Конец ночи — трагический час для большинства людей. Между тем в этот час особенно малочисленны происшествия. Но трагизм, о котором мы говорим, — не внешнего порядка. Драма происходит внутри. Подчас — в уснувшем мозгу.
Множество влияний, из которых иные для нас сокрыты, сообща доводят тогда до состояния крайней подавленности человеческую душу. И мысли-грызуны, таящиеся паразиты, питающиеся этим царственным веществом, торопятся тогда напасть на нее. Аппетит у них всегда возбужден, они всегда готовы закопошиться. Натиск врага начинается, едва лишь душа ослабевает.
Среди взрослых людей, особенно среди жителей больших городов, мало есть счастливцев, засыпающих сразу. Но бессонница, как бы она ни мучила, ни изводила человека, почти никогда не внушает ему чувств опустошенности, уныния, нисхождения в пропасть, — того чувства, которое ему, вероятно, всего страшнее на свете. Наоборот, она иногда населяется, как мы видели, захватывающими образами или очерками поступков и озаряется с нескольких сторон выходами в грядущее, как освещен перекресток витринами кафе на углах и уходящими от него вереницами уличных огней. Накопившаяся за день усталость, перебрав различные возбуждающие средства, сама под конец становится алкоголем, который действует на ум даже вернее других спиртных напитков, потому что находится с ним в химическом сродстве.
Обычно сон в конце концов приходит. Даже когда он не дает успокоения, то наводит некоторый слой забытья.

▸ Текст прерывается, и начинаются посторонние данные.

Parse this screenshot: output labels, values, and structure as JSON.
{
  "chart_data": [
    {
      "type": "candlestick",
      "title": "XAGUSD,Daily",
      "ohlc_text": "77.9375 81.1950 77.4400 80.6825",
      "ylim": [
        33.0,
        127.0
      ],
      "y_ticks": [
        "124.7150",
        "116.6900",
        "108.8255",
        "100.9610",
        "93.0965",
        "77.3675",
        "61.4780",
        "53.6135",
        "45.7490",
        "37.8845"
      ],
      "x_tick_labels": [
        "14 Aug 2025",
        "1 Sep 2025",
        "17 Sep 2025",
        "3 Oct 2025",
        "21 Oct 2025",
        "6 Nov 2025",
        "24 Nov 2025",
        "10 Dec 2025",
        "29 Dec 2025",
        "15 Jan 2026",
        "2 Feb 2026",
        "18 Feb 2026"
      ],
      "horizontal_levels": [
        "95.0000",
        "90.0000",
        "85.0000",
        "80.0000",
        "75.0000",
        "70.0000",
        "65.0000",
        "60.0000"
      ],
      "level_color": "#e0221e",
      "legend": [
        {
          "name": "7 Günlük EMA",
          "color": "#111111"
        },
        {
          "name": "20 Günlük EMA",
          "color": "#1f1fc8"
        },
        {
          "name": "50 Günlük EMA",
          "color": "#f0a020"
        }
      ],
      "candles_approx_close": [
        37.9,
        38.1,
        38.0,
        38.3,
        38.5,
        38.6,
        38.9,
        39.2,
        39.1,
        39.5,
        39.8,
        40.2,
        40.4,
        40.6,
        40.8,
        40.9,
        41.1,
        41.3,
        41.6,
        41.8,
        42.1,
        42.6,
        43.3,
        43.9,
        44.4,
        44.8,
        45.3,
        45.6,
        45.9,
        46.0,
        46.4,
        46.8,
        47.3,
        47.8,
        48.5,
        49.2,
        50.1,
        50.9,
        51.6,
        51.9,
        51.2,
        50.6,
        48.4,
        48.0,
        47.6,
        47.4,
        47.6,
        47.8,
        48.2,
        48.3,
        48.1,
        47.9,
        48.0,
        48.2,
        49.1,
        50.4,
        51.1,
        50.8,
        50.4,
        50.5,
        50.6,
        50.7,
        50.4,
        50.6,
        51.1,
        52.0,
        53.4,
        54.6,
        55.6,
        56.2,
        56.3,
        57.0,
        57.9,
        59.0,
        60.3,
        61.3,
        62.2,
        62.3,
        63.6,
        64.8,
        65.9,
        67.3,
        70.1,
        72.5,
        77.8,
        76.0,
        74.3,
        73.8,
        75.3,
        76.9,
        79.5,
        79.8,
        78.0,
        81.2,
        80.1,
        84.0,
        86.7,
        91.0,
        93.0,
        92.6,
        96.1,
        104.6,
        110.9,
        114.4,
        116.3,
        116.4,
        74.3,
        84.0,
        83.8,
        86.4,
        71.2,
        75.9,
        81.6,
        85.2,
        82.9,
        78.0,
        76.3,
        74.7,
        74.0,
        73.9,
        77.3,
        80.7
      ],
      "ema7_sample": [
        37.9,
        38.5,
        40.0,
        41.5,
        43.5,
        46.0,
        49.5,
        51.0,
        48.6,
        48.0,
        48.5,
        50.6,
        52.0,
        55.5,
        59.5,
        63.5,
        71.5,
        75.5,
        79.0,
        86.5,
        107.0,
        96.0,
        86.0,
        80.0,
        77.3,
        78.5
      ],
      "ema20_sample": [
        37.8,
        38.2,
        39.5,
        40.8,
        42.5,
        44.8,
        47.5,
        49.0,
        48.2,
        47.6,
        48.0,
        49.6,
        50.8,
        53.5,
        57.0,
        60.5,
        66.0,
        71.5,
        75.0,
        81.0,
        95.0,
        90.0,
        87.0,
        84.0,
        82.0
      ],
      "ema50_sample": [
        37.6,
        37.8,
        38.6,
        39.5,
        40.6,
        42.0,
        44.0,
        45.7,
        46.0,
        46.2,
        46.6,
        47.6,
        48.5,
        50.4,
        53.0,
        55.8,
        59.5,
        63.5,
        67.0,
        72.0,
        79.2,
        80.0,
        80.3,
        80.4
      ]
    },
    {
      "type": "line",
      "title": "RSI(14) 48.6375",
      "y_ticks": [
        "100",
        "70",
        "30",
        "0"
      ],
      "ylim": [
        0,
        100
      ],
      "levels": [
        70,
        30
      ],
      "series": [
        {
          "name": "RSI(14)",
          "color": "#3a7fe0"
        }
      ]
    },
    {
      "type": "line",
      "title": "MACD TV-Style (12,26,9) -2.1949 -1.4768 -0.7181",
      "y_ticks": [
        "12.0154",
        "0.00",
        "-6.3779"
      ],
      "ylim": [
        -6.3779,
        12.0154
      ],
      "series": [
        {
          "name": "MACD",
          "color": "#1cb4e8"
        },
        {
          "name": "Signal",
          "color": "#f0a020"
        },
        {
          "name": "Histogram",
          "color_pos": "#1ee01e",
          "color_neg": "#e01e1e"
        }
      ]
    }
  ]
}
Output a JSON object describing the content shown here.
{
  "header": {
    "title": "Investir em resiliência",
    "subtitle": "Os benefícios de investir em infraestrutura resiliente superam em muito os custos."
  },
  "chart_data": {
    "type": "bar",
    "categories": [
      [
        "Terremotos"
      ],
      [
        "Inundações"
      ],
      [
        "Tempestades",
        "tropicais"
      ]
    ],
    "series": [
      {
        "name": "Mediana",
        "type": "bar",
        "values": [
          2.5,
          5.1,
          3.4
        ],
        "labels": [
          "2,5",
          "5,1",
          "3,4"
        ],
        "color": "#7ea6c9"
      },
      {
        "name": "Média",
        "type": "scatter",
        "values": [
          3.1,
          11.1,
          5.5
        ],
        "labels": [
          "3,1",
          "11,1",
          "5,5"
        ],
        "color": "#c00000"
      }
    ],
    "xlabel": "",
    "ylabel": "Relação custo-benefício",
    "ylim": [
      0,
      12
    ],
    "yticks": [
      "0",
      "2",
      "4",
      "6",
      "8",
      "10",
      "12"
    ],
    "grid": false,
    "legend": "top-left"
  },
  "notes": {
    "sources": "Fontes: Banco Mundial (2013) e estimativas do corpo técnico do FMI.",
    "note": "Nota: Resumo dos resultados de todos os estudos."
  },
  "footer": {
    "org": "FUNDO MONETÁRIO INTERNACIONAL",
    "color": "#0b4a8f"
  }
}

Под ним утихают муки, страхи. Озабочено сознающий свою ответственность человек, суетившийся днем, уступает место своего рода животному предку, предохраненному от волнений своей тупостью, или превращается в странника, который не имеет прошлого или не узнает его, одуряет себя хаосом происшествий и даже в самых тяжелых сновидениях вкушает блаженство непрекращающегося настоящего.
Голова грезит, а тело переваривает. Яды покидают мышцы. Органы, не прекращая своей службы, кое-как отдыхают, как отряд спящих на ходу солдат.
Так длится из часа в час разряд. Но наступает мгновение, когда душа, не освободившись от всей горечи и шлаков бодрствования, теряет мужество в борьбе и, хотя по ней все еще пробегают враждебные токи, уже не испытывает от них живого раздражения, мешающего ей предаться унынию. Этот упадок духа даже соответствует, как оказывается, одной чувствительной фазе в процессе пищеварения, той фазе, когда пища, перестав рассеивать вдоль слизистых оболочек содержавшиеся в ней элементы удовольствия и распространять по всему телу общее сладостное чувство дурмана, требует от органов чисто технического усилия и ставит перед ними затруднения, из которых самые значительные и неприятные она приберегает к концу.